Ich bin nun zwei Abende nicht im Café gewesen, ich fühle mich etwas unwohl am Herzen. Dr. Döblin vom Urban kam mit seiner lieblichen Braut, um eine Diagnose zu stellen. Er meint, ich leide an der Schilddrüse, aber in Wirklichkeit hatte ich Sehnsucht nach dem Café. Er bestand aber darauf, mir die Schilddrüse zu entfernen, die aufs Herz indirekt drücke; ein klein wenig Cretin könnte ich davon werden, aber wo ich so aufgeweckt wäre, kam ich nur wieder ins Gleichgewicht.
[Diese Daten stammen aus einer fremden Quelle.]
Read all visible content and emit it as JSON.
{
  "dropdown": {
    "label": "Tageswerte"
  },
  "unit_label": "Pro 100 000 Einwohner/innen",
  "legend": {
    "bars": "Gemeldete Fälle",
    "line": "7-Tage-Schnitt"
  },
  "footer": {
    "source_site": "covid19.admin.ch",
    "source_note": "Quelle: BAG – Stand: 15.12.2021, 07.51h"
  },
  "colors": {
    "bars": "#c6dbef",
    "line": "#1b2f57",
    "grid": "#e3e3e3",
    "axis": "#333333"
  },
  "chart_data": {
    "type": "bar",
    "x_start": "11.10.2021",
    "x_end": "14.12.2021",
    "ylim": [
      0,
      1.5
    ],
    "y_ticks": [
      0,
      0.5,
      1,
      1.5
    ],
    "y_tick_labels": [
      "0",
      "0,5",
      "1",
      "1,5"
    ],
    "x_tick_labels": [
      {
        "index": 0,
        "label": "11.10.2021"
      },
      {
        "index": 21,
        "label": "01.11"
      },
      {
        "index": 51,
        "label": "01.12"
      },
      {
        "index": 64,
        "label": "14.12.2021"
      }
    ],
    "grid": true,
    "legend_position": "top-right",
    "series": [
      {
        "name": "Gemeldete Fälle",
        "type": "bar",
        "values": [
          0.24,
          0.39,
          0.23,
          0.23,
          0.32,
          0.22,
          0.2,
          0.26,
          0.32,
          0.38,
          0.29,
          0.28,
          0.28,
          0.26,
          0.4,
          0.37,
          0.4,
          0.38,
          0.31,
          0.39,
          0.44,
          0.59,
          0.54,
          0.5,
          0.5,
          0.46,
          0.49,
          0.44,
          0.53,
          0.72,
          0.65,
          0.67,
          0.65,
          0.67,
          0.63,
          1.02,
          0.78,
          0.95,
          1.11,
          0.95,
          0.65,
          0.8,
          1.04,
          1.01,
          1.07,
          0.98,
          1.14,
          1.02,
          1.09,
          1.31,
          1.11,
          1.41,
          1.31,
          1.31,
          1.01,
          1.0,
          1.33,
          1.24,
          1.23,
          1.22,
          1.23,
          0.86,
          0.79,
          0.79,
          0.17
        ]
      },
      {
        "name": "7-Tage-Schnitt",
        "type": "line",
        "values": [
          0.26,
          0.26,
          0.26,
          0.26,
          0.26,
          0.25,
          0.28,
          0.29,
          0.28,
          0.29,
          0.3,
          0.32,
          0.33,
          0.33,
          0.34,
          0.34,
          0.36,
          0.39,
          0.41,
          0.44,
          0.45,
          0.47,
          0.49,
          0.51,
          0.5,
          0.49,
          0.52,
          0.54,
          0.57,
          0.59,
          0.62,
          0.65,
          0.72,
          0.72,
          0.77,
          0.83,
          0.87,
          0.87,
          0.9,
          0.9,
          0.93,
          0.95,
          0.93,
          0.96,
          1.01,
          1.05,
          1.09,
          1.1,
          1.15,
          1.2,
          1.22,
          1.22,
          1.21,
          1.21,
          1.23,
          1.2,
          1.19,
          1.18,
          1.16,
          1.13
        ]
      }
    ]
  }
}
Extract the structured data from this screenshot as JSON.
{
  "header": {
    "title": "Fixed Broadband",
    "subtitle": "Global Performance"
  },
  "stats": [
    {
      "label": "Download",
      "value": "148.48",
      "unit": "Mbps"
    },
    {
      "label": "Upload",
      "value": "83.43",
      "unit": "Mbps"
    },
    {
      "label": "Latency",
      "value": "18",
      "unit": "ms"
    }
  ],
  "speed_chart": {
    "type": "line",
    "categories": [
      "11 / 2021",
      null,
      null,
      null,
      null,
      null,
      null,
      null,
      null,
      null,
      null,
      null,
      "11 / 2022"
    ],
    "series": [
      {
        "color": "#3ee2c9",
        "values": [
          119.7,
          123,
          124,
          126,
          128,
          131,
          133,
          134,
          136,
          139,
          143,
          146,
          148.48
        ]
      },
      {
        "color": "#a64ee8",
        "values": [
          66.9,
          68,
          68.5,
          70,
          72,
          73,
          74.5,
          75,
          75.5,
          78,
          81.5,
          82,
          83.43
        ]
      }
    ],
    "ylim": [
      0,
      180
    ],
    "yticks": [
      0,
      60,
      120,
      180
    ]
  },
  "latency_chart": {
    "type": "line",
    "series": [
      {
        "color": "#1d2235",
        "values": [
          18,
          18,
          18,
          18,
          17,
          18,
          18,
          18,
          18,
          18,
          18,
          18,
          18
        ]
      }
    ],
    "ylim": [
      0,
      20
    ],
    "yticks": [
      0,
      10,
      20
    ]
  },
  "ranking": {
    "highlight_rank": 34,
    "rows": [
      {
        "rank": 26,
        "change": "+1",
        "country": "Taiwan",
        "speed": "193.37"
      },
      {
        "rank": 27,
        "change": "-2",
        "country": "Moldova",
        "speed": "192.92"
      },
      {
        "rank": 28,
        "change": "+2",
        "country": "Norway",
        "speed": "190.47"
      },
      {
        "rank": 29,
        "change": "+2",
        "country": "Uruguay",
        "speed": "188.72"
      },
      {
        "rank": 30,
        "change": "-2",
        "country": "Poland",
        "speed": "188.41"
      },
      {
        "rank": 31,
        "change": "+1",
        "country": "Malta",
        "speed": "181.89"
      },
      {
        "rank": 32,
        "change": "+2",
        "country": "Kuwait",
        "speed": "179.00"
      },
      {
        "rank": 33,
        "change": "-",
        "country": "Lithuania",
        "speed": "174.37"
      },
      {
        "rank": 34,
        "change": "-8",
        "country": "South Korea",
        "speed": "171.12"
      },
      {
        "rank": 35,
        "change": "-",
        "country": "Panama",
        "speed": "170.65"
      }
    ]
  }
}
Ich hab nämlich gebeichtet, daß ich mir außerdem das Leben meiner beiden Freunde wegen hätte nehmen wollen am Gashahn, der aber abgestellt worden sei; der ganze Gasometer ist geholt worden. Ich konnte die Gasrechnung nicht bezahlen. Auch in der Milch kann ich mich nicht ersäufen, Bolle bringt keine mehr. Wie soll ich nun, ohne zu erröten, wieder ins Café kommen? Ein Mensch wie ich müßte sein Wort halten. Ich werde den beiden, dem Bischof und dem Slawen, vorschwindeln, Du wirst Dich zu sehr erschrecken.

Liebe Jungens

Ratet nur, die beiden waren garnicht mehr da, als ich um zwölf Uhr lebendig ins Café kam, aber Dein Freund der Doktor saß und sang für sich, manchmal so laut, er vergaß schier den Ort. Seine Stimme ist mythenhaft, olympisch, auch Krater raucht darin, und dröhnen kann sie wie Zeuswort. Daß wir beide uns böse sind, ist direkt unkünstlerisch.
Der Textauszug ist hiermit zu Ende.